Механизм интроецирования социальных стереотипов приводит к смысловой индукции на уровне коллективных представлений, которые подчиняют себе сознание отдельного индивидуума. Например, наши отечественные психологи В.В. Знаков и Р.А. Абдурахманов, исследуя причины непонимания участников Афганской войны со стороны невоевавших людей, пришли к выводу, что адекватное представление о чертах личности «афганцев» подменяется набором психологических штампов, которые, в свою очередь, после интроецирования начинают во многом определять социальную активность самих «афганцев».
Трансперсональное ассоциативное поле порождает мифологические представления, в той или иной степени свойственные большинству культур и народов. Такие представления обусловливаются уже не социальным контекстом, а природой самого человека и универсальными формами его бытия в окружающем мире. Например, С. Гроф в своей работе «За пределами мозга» следующим образом раскрывает причину психологического и социального различия между мужчиной и женщиной: «Различия между полами можно по большей части объяснить тем, что женщина способна повторять репродуктивный процесс в собственном теле и находить свое бессмертие в деторождении, тогда как для мужчины секс символизирует смертность, и поэтому его сила лежит в несексуальной созидательности» [4, с. 182].
Таким образом, пересечение ассоциативных полей означающего и означаемого образует смысловое поле символа, внутри которого формируется значащее как собственно смысл символа, определяющий в процессе самоидентификации бытие личности и ее экзистенциальную сущность.
Список литературы
1. Аверинцев С.С. Заметки к будущей классификации типов символа // Проблемы изучения культурного наследия. - М.: Наука, 1985. - С. 297-303.
2. Бахтин М.М. Эстетика словесного творчества. - М.: Искусство, 1986.
3. Гильяни Ж.-П. Алфавит человеческого тела. - СПб.: Меридиан-С, 2010.

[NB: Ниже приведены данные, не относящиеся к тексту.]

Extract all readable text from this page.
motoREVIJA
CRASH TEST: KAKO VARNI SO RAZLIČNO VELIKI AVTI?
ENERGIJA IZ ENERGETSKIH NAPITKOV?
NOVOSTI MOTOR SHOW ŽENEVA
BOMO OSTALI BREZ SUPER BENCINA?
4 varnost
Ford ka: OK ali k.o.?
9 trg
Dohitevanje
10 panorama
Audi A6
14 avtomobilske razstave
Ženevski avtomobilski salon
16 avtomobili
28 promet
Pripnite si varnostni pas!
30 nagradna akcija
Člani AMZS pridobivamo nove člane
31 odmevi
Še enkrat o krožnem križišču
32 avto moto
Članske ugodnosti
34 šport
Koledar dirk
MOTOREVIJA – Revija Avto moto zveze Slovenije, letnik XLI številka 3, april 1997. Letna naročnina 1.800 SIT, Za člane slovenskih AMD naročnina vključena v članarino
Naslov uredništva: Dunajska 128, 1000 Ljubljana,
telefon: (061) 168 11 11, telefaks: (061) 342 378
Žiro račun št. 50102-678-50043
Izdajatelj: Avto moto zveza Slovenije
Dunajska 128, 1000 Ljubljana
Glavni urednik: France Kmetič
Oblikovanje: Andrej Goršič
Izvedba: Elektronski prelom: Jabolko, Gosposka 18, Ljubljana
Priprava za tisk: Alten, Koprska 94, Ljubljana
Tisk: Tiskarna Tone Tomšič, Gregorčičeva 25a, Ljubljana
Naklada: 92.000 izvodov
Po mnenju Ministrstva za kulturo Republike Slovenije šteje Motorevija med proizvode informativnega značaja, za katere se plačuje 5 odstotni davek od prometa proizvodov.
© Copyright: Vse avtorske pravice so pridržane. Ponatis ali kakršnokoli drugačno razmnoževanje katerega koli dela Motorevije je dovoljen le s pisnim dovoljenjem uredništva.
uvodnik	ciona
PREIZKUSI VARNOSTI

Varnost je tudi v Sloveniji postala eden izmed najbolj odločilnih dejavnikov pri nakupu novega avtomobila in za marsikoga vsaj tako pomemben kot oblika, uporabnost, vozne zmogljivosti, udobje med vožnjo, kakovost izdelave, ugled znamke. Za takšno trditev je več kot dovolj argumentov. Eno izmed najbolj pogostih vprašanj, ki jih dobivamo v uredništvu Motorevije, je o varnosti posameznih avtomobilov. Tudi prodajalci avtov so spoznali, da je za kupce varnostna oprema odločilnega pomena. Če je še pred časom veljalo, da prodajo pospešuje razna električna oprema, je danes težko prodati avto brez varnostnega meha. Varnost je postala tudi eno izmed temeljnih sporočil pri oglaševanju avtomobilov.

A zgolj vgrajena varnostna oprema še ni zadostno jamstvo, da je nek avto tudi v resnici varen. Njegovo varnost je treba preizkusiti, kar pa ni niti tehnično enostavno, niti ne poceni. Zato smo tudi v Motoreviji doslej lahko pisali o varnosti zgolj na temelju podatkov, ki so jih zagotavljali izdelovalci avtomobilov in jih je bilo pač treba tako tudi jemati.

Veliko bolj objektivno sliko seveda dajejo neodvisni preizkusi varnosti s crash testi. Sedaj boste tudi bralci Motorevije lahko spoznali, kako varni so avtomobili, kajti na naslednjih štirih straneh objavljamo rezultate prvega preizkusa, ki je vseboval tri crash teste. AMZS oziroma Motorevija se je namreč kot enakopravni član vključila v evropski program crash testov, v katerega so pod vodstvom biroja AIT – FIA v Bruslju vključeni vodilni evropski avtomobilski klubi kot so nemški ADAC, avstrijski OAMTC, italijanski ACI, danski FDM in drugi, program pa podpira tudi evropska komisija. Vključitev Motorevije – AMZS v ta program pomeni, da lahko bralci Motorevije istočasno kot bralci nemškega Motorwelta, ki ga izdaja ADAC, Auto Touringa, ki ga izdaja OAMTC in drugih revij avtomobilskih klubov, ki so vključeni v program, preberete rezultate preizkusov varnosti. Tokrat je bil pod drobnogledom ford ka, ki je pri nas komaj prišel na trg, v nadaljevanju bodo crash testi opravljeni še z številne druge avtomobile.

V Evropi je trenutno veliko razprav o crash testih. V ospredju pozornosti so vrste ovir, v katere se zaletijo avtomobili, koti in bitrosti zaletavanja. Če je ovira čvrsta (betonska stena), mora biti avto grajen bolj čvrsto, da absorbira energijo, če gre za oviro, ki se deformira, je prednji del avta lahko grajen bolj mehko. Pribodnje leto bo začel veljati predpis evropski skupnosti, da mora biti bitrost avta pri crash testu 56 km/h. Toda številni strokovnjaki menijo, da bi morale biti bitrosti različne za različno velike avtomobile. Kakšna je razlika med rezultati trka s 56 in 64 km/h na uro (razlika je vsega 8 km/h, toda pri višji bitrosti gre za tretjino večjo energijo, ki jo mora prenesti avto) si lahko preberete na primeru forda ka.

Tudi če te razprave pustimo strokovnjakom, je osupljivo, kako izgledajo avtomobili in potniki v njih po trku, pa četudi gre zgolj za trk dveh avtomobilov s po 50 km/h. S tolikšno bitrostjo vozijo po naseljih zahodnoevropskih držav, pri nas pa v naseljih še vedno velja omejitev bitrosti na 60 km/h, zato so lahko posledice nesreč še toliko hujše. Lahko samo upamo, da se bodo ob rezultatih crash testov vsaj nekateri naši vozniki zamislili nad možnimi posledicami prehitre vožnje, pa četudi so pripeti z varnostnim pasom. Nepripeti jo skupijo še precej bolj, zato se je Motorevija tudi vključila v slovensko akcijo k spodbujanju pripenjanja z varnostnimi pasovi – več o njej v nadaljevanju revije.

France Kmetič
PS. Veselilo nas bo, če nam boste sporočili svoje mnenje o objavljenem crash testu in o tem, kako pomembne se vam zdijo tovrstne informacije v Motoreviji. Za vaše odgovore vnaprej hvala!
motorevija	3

4. Гроф С. За пределами мозга: Рождение, смерть и трансценденция в психотерапии. - М.: АСТ, 2001.
5. Короленко Ц.П., Дмитриева Н.В. Сексуальность в постсовременном мире. - Новосибирск: Изд-во НГПУ, 2011.
6. Лангер С. Философия в новом ключе. Исследование символики разума, ритуала и искусства. - М.: Республика, 2000.
7. Лосев А.Ф. Философия имени. - М.: Изд-во МГУ, 1990.
8. Мейзерский В.М. Философия и неориторика. - К.: Лыбидь, 1991.
9. Пирс Ч. Избранные философские произведения. - М.: Логос, 2000.